The Act Defines “Processing” as[2]:

‘‘processing’’ means any operation or activity or any set of operations, whether or not by automatic means, concerning personal information, including—

  1. the collection, receipt, recording, organisation, collation, storage, updating or modification, retrieval, alteration, consultation or use;
  2. dissemination by means of transmission, distribution or making available in any other form; or
  3. merging, linking, as well as restriction, degradation, erasure or destruction of information;


POPI goes further in Section 4 and provides the conditions for lawful possession of Personal Information. The conditions are:

  • Accountability – Make sure the responsible party knows the rights and obligations
  • Processing Limitation – Reason for possesion and manner of collection must be lawfull
  • Purpose Specification – Reason for collection must be lawfull
  • Further Processing Limitation – The reason for further processing must be in compliance with the provisions of POPI
  • Information Quality – Must take all reasonable steps to ensure that the Information is accurate and correct
  • Openness – Be open and trasparrent when collecting information
  • Security Safeguards – Sucure the information received
  • Data Subject Participation – Data Subjetc must be allowed to have access to the information held and correct same.
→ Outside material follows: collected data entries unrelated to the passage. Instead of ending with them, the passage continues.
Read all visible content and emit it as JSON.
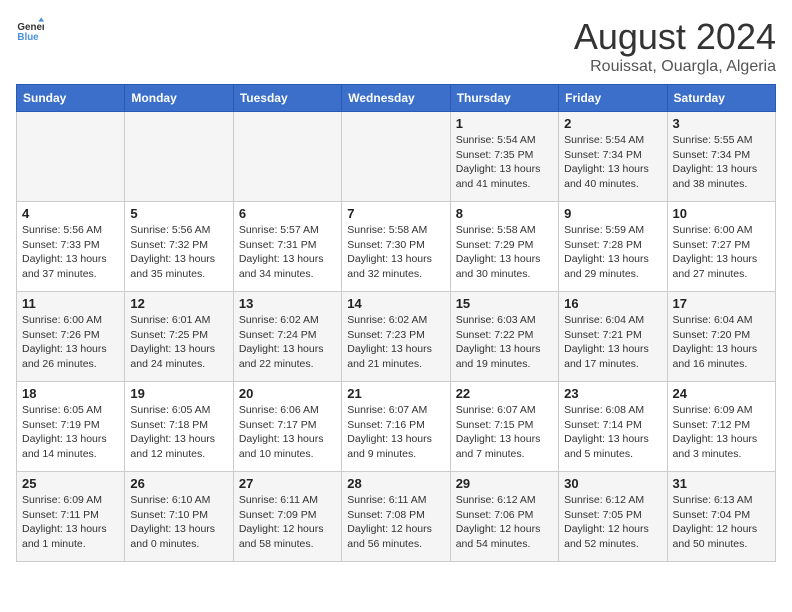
{
  "header": {
    "logo_line1": "General",
    "logo_line2": "Blue",
    "main_title": "August 2024",
    "subtitle": "Rouissat, Ouargla, Algeria"
  },
  "weekdays": [
    "Sunday",
    "Monday",
    "Tuesday",
    "Wednesday",
    "Thursday",
    "Friday",
    "Saturday"
  ],
  "weeks": [
    [
      {
        "day": "",
        "info": ""
      },
      {
        "day": "",
        "info": ""
      },
      {
        "day": "",
        "info": ""
      },
      {
        "day": "",
        "info": ""
      },
      {
        "day": "1",
        "info": "Sunrise: 5:54 AM\nSunset: 7:35 PM\nDaylight: 13 hours\nand 41 minutes."
      },
      {
        "day": "2",
        "info": "Sunrise: 5:54 AM\nSunset: 7:34 PM\nDaylight: 13 hours\nand 40 minutes."
      },
      {
        "day": "3",
        "info": "Sunrise: 5:55 AM\nSunset: 7:34 PM\nDaylight: 13 hours\nand 38 minutes."
      }
    ],
    [
      {
        "day": "4",
        "info": "Sunrise: 5:56 AM\nSunset: 7:33 PM\nDaylight: 13 hours\nand 37 minutes."
      },
      {
        "day": "5",
        "info": "Sunrise: 5:56 AM\nSunset: 7:32 PM\nDaylight: 13 hours\nand 35 minutes."
      },
      {
        "day": "6",
        "info": "Sunrise: 5:57 AM\nSunset: 7:31 PM\nDaylight: 13 hours\nand 34 minutes."
      },
      {
        "day": "7",
        "info": "Sunrise: 5:58 AM\nSunset: 7:30 PM\nDaylight: 13 hours\nand 32 minutes."
      },
      {
        "day": "8",
        "info": "Sunrise: 5:58 AM\nSunset: 7:29 PM\nDaylight: 13 hours\nand 30 minutes."
      },
      {
        "day": "9",
        "info": "Sunrise: 5:59 AM\nSunset: 7:28 PM\nDaylight: 13 hours\nand 29 minutes."
      },
      {
        "day": "10",
        "info": "Sunrise: 6:00 AM\nSunset: 7:27 PM\nDaylight: 13 hours\nand 27 minutes."
      }
    ],
    [
      {
        "day": "11",
        "info": "Sunrise: 6:00 AM\nSunset: 7:26 PM\nDaylight: 13 hours\nand 26 minutes."
      },
      {
        "day": "12",
        "info": "Sunrise: 6:01 AM\nSunset: 7:25 PM\nDaylight: 13 hours\nand 24 minutes."
      },
      {
        "day": "13",
        "info": "Sunrise: 6:02 AM\nSunset: 7:24 PM\nDaylight: 13 hours\nand 22 minutes."
      },
      {
        "day": "14",
        "info": "Sunrise: 6:02 AM\nSunset: 7:23 PM\nDaylight: 13 hours\nand 21 minutes."
      },
      {
        "day": "15",
        "info": "Sunrise: 6:03 AM\nSunset: 7:22 PM\nDaylight: 13 hours\nand 19 minutes."
      },
      {
        "day": "16",
        "info": "Sunrise: 6:04 AM\nSunset: 7:21 PM\nDaylight: 13 hours\nand 17 minutes."
      },
      {
        "day": "17",
        "info": "Sunrise: 6:04 AM\nSunset: 7:20 PM\nDaylight: 13 hours\nand 16 minutes."
      }
    ],
    [
      {
        "day": "18",
        "info": "Sunrise: 6:05 AM\nSunset: 7:19 PM\nDaylight: 13 hours\nand 14 minutes."
      },
      {
        "day": "19",
        "info": "Sunrise: 6:05 AM\nSunset: 7:18 PM\nDaylight: 13 hours\nand 12 minutes."
      },
      {
        "day": "20",
        "info": "Sunrise: 6:06 AM\nSunset: 7:17 PM\nDaylight: 13 hours\nand 10 minutes."
      },
      {
        "day": "21",
        "info": "Sunrise: 6:07 AM\nSunset: 7:16 PM\nDaylight: 13 hours\nand 9 minutes."
      },
      {
        "day": "22",
        "info": "Sunrise: 6:07 AM\nSunset: 7:15 PM\nDaylight: 13 hours\nand 7 minutes."
      },
      {
        "day": "23",
        "info": "Sunrise: 6:08 AM\nSunset: 7:14 PM\nDaylight: 13 hours\nand 5 minutes."
      },
      {
        "day": "24",
        "info": "Sunrise: 6:09 AM\nSunset: 7:12 PM\nDaylight: 13 hours\nand 3 minutes."
      }
    ],
    [
      {
        "day": "25",
        "info": "Sunrise: 6:09 AM\nSunset: 7:11 PM\nDaylight: 13 hours\nand 1 minute."
      },
      {
        "day": "26",
        "info": "Sunrise: 6:10 AM\nSunset: 7:10 PM\nDaylight: 13 hours\nand 0 minutes."
      },
      {
        "day": "27",
        "info": "Sunrise: 6:11 AM\nSunset: 7:09 PM\nDaylight: 12 hours\nand 58 minutes."
      },
      {
        "day": "28",
        "info": "Sunrise: 6:11 AM\nSunset: 7:08 PM\nDaylight: 12 hours\nand 56 minutes."
      },
      {
        "day": "29",
        "info": "Sunrise: 6:12 AM\nSunset: 7:06 PM\nDaylight: 12 hours\nand 54 minutes."
      },
      {
        "day": "30",
        "info": "Sunrise: 6:12 AM\nSunset: 7:05 PM\nDaylight: 12 hours\nand 52 minutes."
      },
      {
        "day": "31",
        "info": "Sunrise: 6:13 AM\nSunset: 7:04 PM\nDaylight: 12 hours\nand 50 minutes."
      }
    ]
  ]
}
POPI does allow the possession and processing of Personal Information in certain cases. It must be justified in terms of the act. These instances will include:

  • In the course of purely personal and household activity
  • The information has been de-identified in such a manner that it cannot be re-identified again
  • Processed by a public body which involves national security, terrorism, defence, public safety, money laundering etc

Many companies and businesses rely on the possession and use of such information. The Act allows for this in certain instances, however, it must be justified by the holder thereof. The holder must be able to justify possession as stipulated above and for good corporate governance draft and adopt a policy and procedure for the protection of personal information.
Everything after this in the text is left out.